22.2.13

Direito à revolta e liberdade de expressão



No ano lectivo de 1969-70 foi a academia portuguesa varrida por uma vaga de contestação que ainda não vi relatada em qualquer livro de história sobre a época. Consistia o movimento na iniciativa que muitos estudantes de várias escolas tomaram de questionarem de viva voz o que os mestres lhes ensinavam, designadamente no que tocava aos pressupostos ideológicos e políticos subjacentes a esse saber.

Descontando a surpresa ou mesmo o choque de que uma coisa assim pudesse ter lugar num país que, para todos os efeitos práticos, vivia em ditadura, o debate processou-se durante algum tempo num clima notavelmente civilizado, apenas ameaçado pelas pressões que o governo exercia sobre as direcções académicas para que pusessem cobro à subversão.

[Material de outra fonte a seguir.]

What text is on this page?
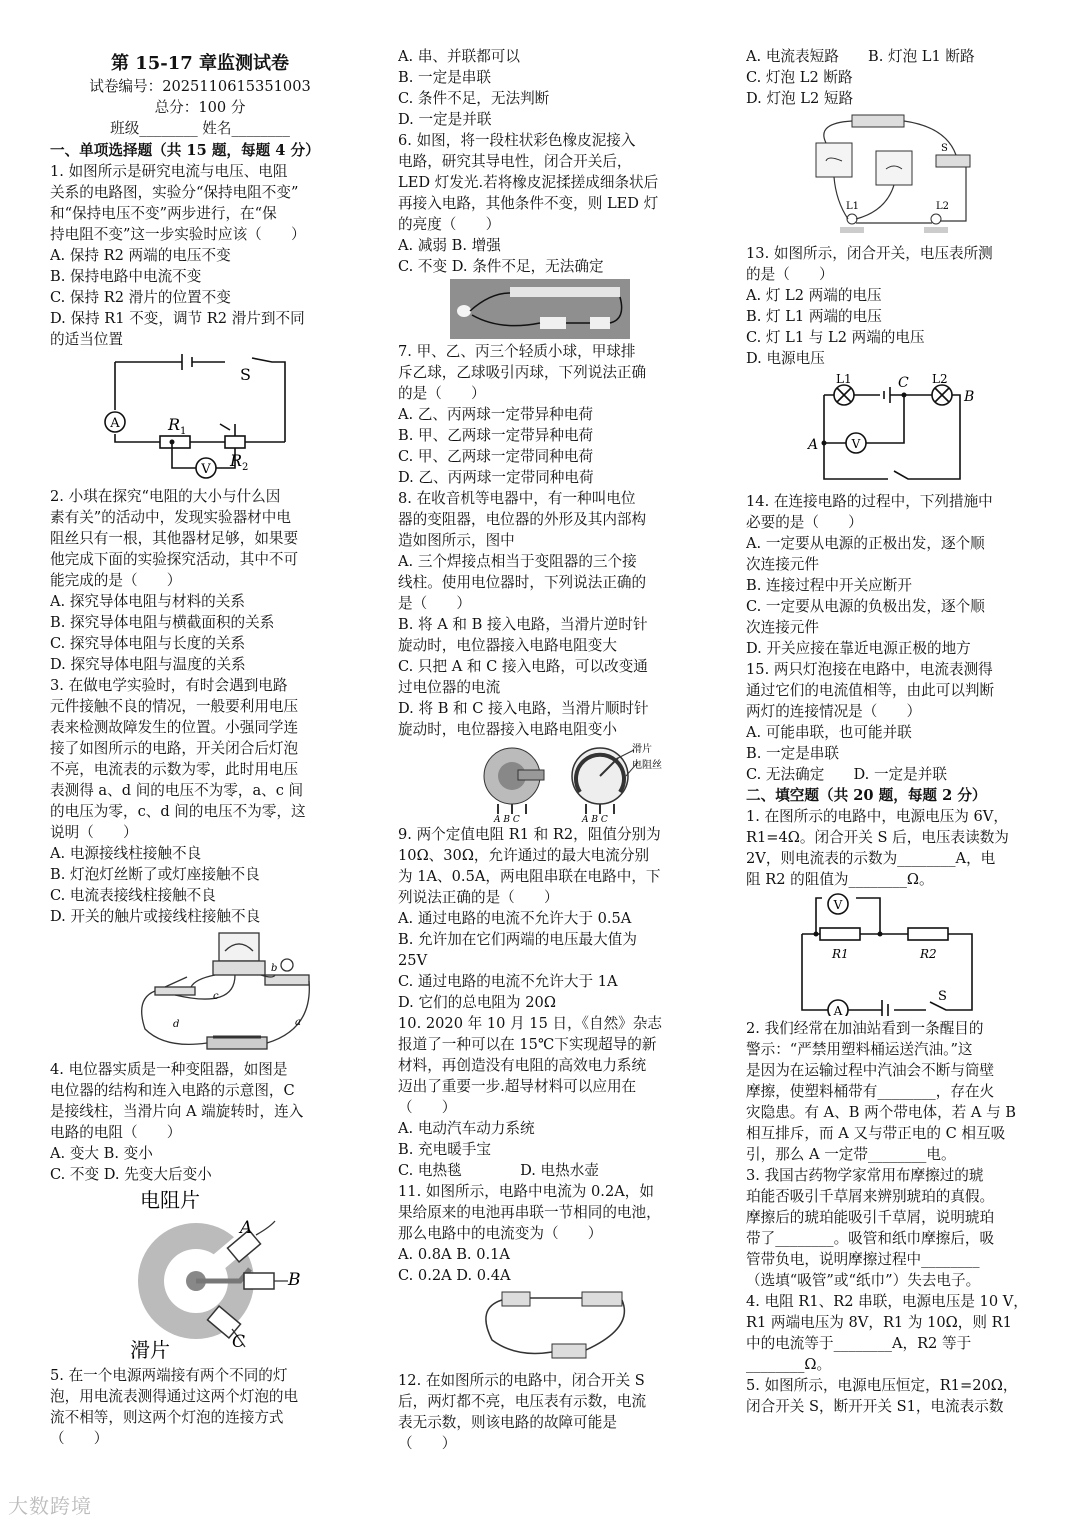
第 15-17 章监测试卷
试卷编号：2025110615351003
总分：100 分
班级________ 姓名________
一、单项选择题（共 15 题，每题 4 分）
1. 如图所示是研究电流与电压、电阻
关系的电路图，实验分“保持电阻不变”
和“保持电压不变”两步进行，在“保
持电阻不变”这一步实验时应该（　　）
A. 保持 R2 两端的电压不变
B. 保持电路中电流不变
C. 保持 R2 滑片的位置不变
D. 保持 R1 不变，调节 R2 滑片到不同
的适当位置
A
V
S
R 1
R 2
2. 小琪在探究“电阻的大小与什么因
素有关”的活动中，发现实验器材中电
阻丝只有一根，其他器材足够，如果要
他完成下面的实验探究活动，其中不可
能完成的是（　　）
A. 探究导体电阻与材料的关系
B. 探究导体电阻与横截面积的关系
C. 探究导体电阻与长度的关系
D. 探究导体电阻与温度的关系
3. 在做电学实验时，有时会遇到电路
元件接触不良的情况，一般要利用电压
表来检测故障发生的位置。小强同学连
接了如图所示的电路，开关闭合后灯泡
不亮，电流表的示数为零，此时用电压
表测得 a、d 间的电压不为零，a、c 间
的电压为零，c、d 间的电压不为零，这
说明（　　）
A. 电源接线柱接触不良
B. 灯泡灯丝断了或灯座接触不良
C. 电流表接线柱接触不良
D. 开关的触片或接线柱接触不良
c
b
d	a
4. 电位器实质是一种变阻器，如图是
电位器的结构和连入电路的示意图，C
是接线柱，当滑片向 A 端旋转时，连入
电路的电阻（　　）
A. 变大 B. 变小
C. 不变 D. 先变大后变小
电阻片
滑片
A
B
C
5. 在一个电源两端接有两个不同的灯
泡，用电流表测得通过这两个灯泡的电
流不相等，则这两个灯泡的连接方式
（　　）
A. 串、并联都可以
B. 一定是串联
C. 条件不足，无法判断
D. 一定是并联
6. 如图，将一段柱状彩色橡皮泥接入
电路，研究其导电性，闭合开关后，
LED 灯发光.若将橡皮泥揉搓成细条状后
再接入电路，其他条件不变，则 LED 灯
的亮度（　　）
A. 减弱 B. 增强
C. 不变 D. 条件不足，无法确定
7. 甲、乙、丙三个轻质小球，甲球排
斥乙球，乙球吸引丙球，下列说法正确
的是（　　）
A. 乙、丙两球一定带异种电荷
B. 甲、乙两球一定带异种电荷
C. 甲、乙两球一定带同种电荷
D. 乙、丙两球一定带同种电荷
8. 在收音机等电器中，有一种叫电位
器的变阻器，电位器的外形及其内部构
造如图所示，图中
A. 三个焊接点相当于变阻器的三个接
线柱。使用电位器时，下列说法正确的
是（　　）
B. 将 A 和 B 接入电路，当滑片逆时针
旋动时，电位器接入电路电阻变大
C. 只把 A 和 C 接入电路，可以改变通
过电位器的电流
D. 将 B 和 C 接入电路，当滑片顺时针
旋动时，电位器接入电路电阻变小
滑片
电阻丝
A B C	A B C
9. 两个定值电阻 R1 和 R2，阻值分别为
10Ω、30Ω，允许通过的最大电流分别
为 1A、0.5A，两电阻串联在电路中，下
列说法正确的是（　　）
A. 通过电路的电流不允许大于 0.5A
B. 允许加在它们两端的电压最大值为
25V
C. 通过电路的电流不允许大于 1A
D. 它们的总电阻为 20Ω
10. 2020 年 10 月 15 日，《自然》杂志
报道了一种可以在 15℃下实现超导的新
材料，再创造没有电阻的高效电力系统
迈出了重要一步.超导材料可以应用在
（　　）
A. 电动汽车动力系统
B. 充电暖手宝
C. 电热毯　　　　D. 电热水壶
11. 如图所示，电路中电流为 0.2A，如
果给原来的电池再串联一节相同的电池，
那么电路中的电流变为（　　）
A. 0.8A B. 0.1A
C. 0.2A D. 0.4A
12. 在如图所示的电路中，闭合开关 S
后，两灯都不亮，电压表有示数，电流
表无示数，则该电路的故障可能是
（　　）
A. 电流表短路　　B. 灯泡 L1 断路
C. 灯泡 L2 断路
D. 灯泡 L2 短路
S
L1	L2
13. 如图所示，闭合开关，电压表所测
的是（　　）
A. 灯 L2 两端的电压
B. 灯 L1 两端的电压
C. 灯 L1 与 L2 两端的电压
D. 电源电压
V
L1	L2
C
B
A
14. 在连接电路的过程中，下列措施中
必要的是（　　）
A. 一定要从电源的正极出发，逐个顺
次连接元件
B. 连接过程中开关应断开
C. 一定要从电源的负极出发，逐个顺
次连接元件
D. 开关应接在靠近电源正极的地方
15. 两只灯泡接在电路中，电流表测得
通过它们的电流值相等，由此可以判断
两灯的连接情况是（　　）
A. 可能串联，也可能并联
B. 一定是串联
C. 无法确定　　D. 一定是并联
二、填空题（共 20 题，每题 2 分）
1. 在图所示的电路中，电源电压为 6V，
R1=4Ω。闭合开关 S 后，电压表读数为
2V，则电流表的示数为________A，电
阻 R2 的阻值为________Ω。
V
A
R1	R2
S
2. 我们经常在加油站看到一条醒目的
警示：“严禁用塑料桶运送汽油。”这
是因为在运输过程中汽油会不断与筒壁
摩擦，使塑料桶带有________，存在火
灾隐患。有 A、B 两个带电体，若 A 与 B
相互排斥，而 A 又与带正电的 C 相互吸
引，那么 A 一定带________电。
3. 我国古药物学家常用布摩擦过的琥
珀能否吸引千草屑来辨别琥珀的真假。
摩擦后的琥珀能吸引千草屑，说明琥珀
带了________。吸管和纸巾摩擦后，吸
管带负电，说明摩擦过程中________
（选填“吸管”或“纸巾”）失去电子。
4. 电阻 R1、R2 串联，电源电压是 10 V，
R1 两端电压为 8V，R1 为 10Ω，则 R1
中的电流等于________A，R2 等于
________Ω。
5. 如图所示，电源电压恒定，R1=20Ω，
闭合开关 S，断开开关 S1，电流表示数
大数跨境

Foi então que, na Faculdade de Direito de Lisboa, alguém, que eu aliás muito bem conhecia dos bancos do Liceu, introduziu um estilo novo e mais excitante de contestação consistente em insultar os mestres e arremessar-lhes tomates e ovos quando o debate não evoluía a seu contento. Como talvez fosse de esperar naquele contexto, o estilo pegou, alastrou a outras escolas e motivou uma escalada de violência que não mais recuou até ao 25 de Abril.

Consumada a revolução, os debates em assembleias populares começaram por decorrer num geral ambiente de fraternidade e respeito pelas opiniões alheias, que todavia não durou mais que escassas semanas. Logo que se tratou de eleger direcções de sindicatos, de comissões de trabalhadores ou de comissões de moradores, os comunistas e alguns grupos esquerdistas recorreram prontamente ao método de intimidação dos opositores, muitas vezes coadjuvados por membros do MFA que acorriam às assembleias para impor respeito.

Os acontecimentos desta semana no ISCTE trouxeram-me de imediato à memória essas recordações ao mesmo tempo que me confirmam na ideia de que comunistas e esquerdistas pouco ou nada evoluíram desde então.

Como tentei mostrar, aprendi muito novo que a afirmação do nosso direito à liberdade de expressão facilmente entra em confronto com a liberdade de expressão dos outros. Ao contrário do que à primeira vista se poderia pensar, a liberdade de expressão é um bem rival, na medida em que os antagonistas entre si disputam o tempo e o espaço de que dispõem para se manifestarem perante uma dada audiência recorrendo a um determinado medium.

É evidente que Relvas beneficia da vantagem de poder exprimir-se recorrendo a meios muito mais poderosos do que aqueles que estão ao alcance do comum cidadão. Vai daí, os anónimos humilhados e ofendidos sentem-se no direito de silenciar o ministro numa situação particular sob o pretexto de que ele tem outras oportunidades para falar.

Mas a liberdade de expressão não pode admitir tais entorses. Relvas não tem apenas um direito genérico e abstracto a exprimir-se, ele tem o direito a exprimir-se onde e quando entender, especialmente quando foi expressamente convidado a fazê-lo. De outro modo, um direito genérico poderia ser sempre negado em condições particulares – estratégia que, de resto, sempre foi a aplicada nos países comunistas.

Entendo a revolta de quem é diariamente espezinhado da forma mais cruel por este governo, carecendo de meios para se defender, e entendo também que é dessa violência objectiva que por fim emerge a violência subjectiva de grupos mais ou menos organizados. Em última análise, a responsabilidade do que se está a passar é, pois, de Passos, Relvas e Gaspar, ou seja, da troika interna.

Mas isso não me fará aplaudir a utilização da violência, pelo menos enquanto houver formas civilizadas de manifestar por muitos e vários meios a nossa oposição a este revoltante estado de coisas.

Tudo poderia ser aceitável nas manifestações das últimas semanas – as manifestações, os discursos inflamados, as canções, mesmo os insultos, por descabidos que sejam – tudo, menos as intimidações físicas e a negação do direito à palavra dos adversários. No que toca aos insultos, a única coisa que me desagrada é que sejam tantas vezes absurdos (“fascistas!” “bandidos!” “ladrões”) quando tantos bem mais contundentes seriam na ocasião apropriados.

Se os excessos não forem atalhados a tempo, temo bem que a resistência popular vá por mau caminho.